Peygamber efendimiz; "Dünyâ, âhiretin tarlasıdır." buyuruyor. Bu sebeple dünyâ
malı ile de meşgul olmak gerekmez mi?"
Hacı
Bayram-ı Velî hazretleri uzun bir sükûttan sonra;
"Evlâdım!
Mâdem ki dünyâyı terk edemiyorsun, öyle ise bizi terket. Bu dergâhta dünyâ ile
meşgul olanların işi yoktur." buyurdu.
Akbıyık
Sultan bu sözler üzerine kapıdan dışarı çıkarken tam eşik üzerinde başından
sarığını düşürdü. Bunu hocasının bir kerâmeti bilip günü gelince sebebi meydana
çıkar, düşüncesiyle alıp başına giymedi.
Akbıyık
Sultan'ın bundan sonra topladığı altın ve gümüş para sayılamayacak ölçüde arttı.
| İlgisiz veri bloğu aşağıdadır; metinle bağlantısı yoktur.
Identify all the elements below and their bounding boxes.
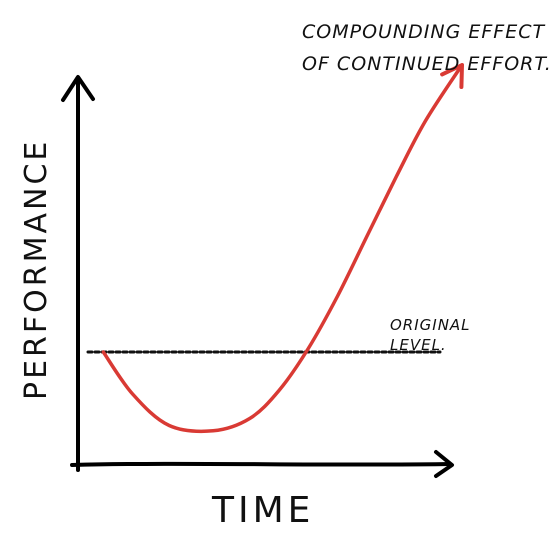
y-axis-line: [75, 78, 81, 472]
series-line: [101, 63, 464, 434]
x-axis-arrowhead: [434, 450, 454, 478]
annotation-line-1: COMPOUNDING EFFECT: [302, 21, 545, 43]
y-axis-arrowhead: [61, 75, 95, 102]
baseline-label-line-1: ORIGINAL: [390, 316, 471, 334]
x-axis-title: TIME: [211, 490, 314, 531]
x-axis-line: [70, 461, 452, 467]
baseline-label-line-2: LEVEL.: [390, 336, 447, 354]
compounding-annotation: COMPOUNDING EFFECT OF CONTINUED EFFORT.: [302, 21, 552, 75]
y-axis-title: PERFORMANCE: [19, 139, 54, 400]
baseline-label: ORIGINAL LEVEL.: [390, 316, 476, 354]
annotation-line-2: OF CONTINUED EFFORT.: [302, 53, 552, 75]
series-arrowhead: [440, 63, 464, 89]
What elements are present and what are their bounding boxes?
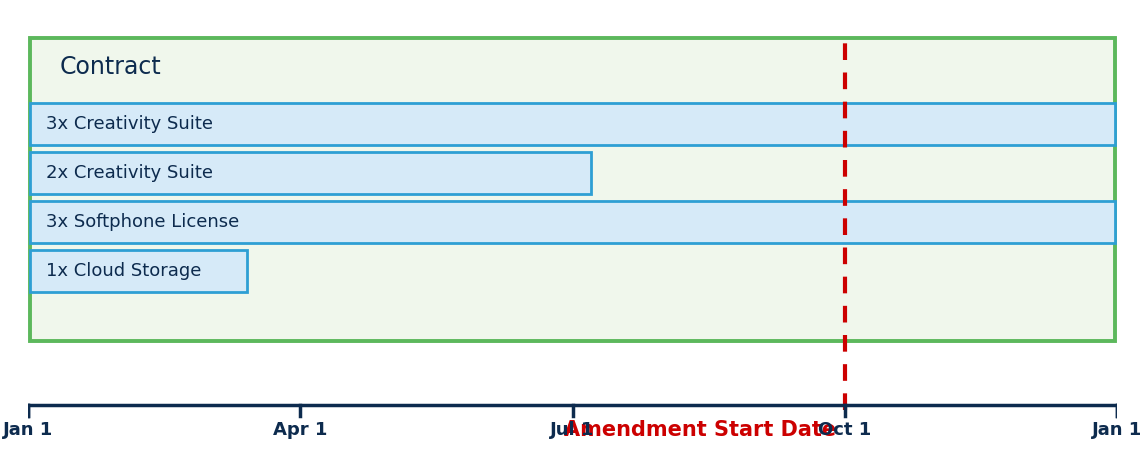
Text: Jan 1: Jan 1 xyxy=(1092,421,1143,439)
Bar xyxy=(30,201,1115,243)
Bar xyxy=(30,103,1115,145)
Bar xyxy=(30,250,247,292)
Text: Jul 1: Jul 1 xyxy=(551,421,594,439)
Bar xyxy=(30,38,1115,341)
Text: Jan 1: Jan 1 xyxy=(2,421,53,439)
Text: Oct 1: Oct 1 xyxy=(819,421,871,439)
Text: 1x Cloud Storage: 1x Cloud Storage xyxy=(46,262,202,280)
Text: Amendment Start Date: Amendment Start Date xyxy=(563,420,836,439)
Bar xyxy=(30,152,591,194)
Text: 3x Creativity Suite: 3x Creativity Suite xyxy=(46,115,213,133)
Text: 2x Creativity Suite: 2x Creativity Suite xyxy=(46,164,213,182)
Text: Apr 1: Apr 1 xyxy=(273,421,327,439)
Text: 3x Softphone License: 3x Softphone License xyxy=(46,213,239,231)
Text: Contract: Contract xyxy=(60,55,161,79)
Ancak gönlünü hiç bir zaman para ve pula kaptırmadı. Eline geçen para da hiç bir
zaman kendisinde kalmadı. Fakir, fukarâ, kimsesiz, öksüz, yetim, dul, borçlu ve
gariplerin sığınağı oldu. Bursa'da büyük bir imâret yaptırarak gelen geçen
yoksullara ikramlarda bulundu. Misâfirleri ağırladı. O dağıttıkça parası
artıyor, parası arttıkça o da dağıtmaya devâm ediyordu. Bu arada Alâeddîn Ali
el-Arabî hazretlerinin derslerine devam ederek ilimde ilerlemeye de gayret
sarfediyordu.
Ve
nihâyet... Hocasının kerâmeti tahakkuk etti. Sarığının eşik üzerinde düşmesinin
esrârı aydınlandı. Yine şeyhi ve üstâdı Hacı Bayram-ı Velî hazretlerinin eşiğine
yüz sürdü. Mübârek sohbetlerine tekrar kabûl olunarak tasavvuf yolunda ilerledi.
Hocasının sekiz halîfesinden biri olma şerefine kavuştu.
Bu arada
dînine hizmet etmek, İslâmiyeti küffâr diyârına duyurmak aşkı Akbıyık Sultan'da
hiç sönmeden için için gittikçe alevlendi. 1444'te Varna'da haçlı sürüleri
perişan edilirken o, mânevî liderlerin en önündeydi.
Nisan
1453... Osmanlı ordusu son defâ İstanbul önlerinde göründü. Peygamber
efendimizin fetih müjdesi gerçekleşmek üzeredir. Molla Hüsrev, Molla Gürânî,
Akşemseddîn ve Akbıyık Sultan gibi gönül erenleri ordunun en önündeler. Akbıyık
Sultan, Akşemseddîn hazretleri ile berâber Fâtih Sultan Mehmed Han'ın yanında
bulunuyor ve devamlı askeri teşcî' edip coşturuyor, duâ ve sözleri ile onları
gayrete getiriyordu.
Fâtih Sultan
Mehmed Han fetihten sonra İstanbul'da yaptırdığı câmilere bu gâzi şeyhlerin
isimlerini verdi. Akbıyık Sultan adına da Cankurtaran civârında bir câmi
yaptırdı.
Akbıyık
Sultan ömrünün son yıllarını Bursa'da talebe yetiştirmek, zikr, tâat ve ibâdetle
meşgûl olmak ve yine fakir fukaraya yardımda bulunmak sûretiyle geçirdi. 1455
(H.860) de âhirete göçtü. Arkasında pekçok hayır müesseseleri bıraktı.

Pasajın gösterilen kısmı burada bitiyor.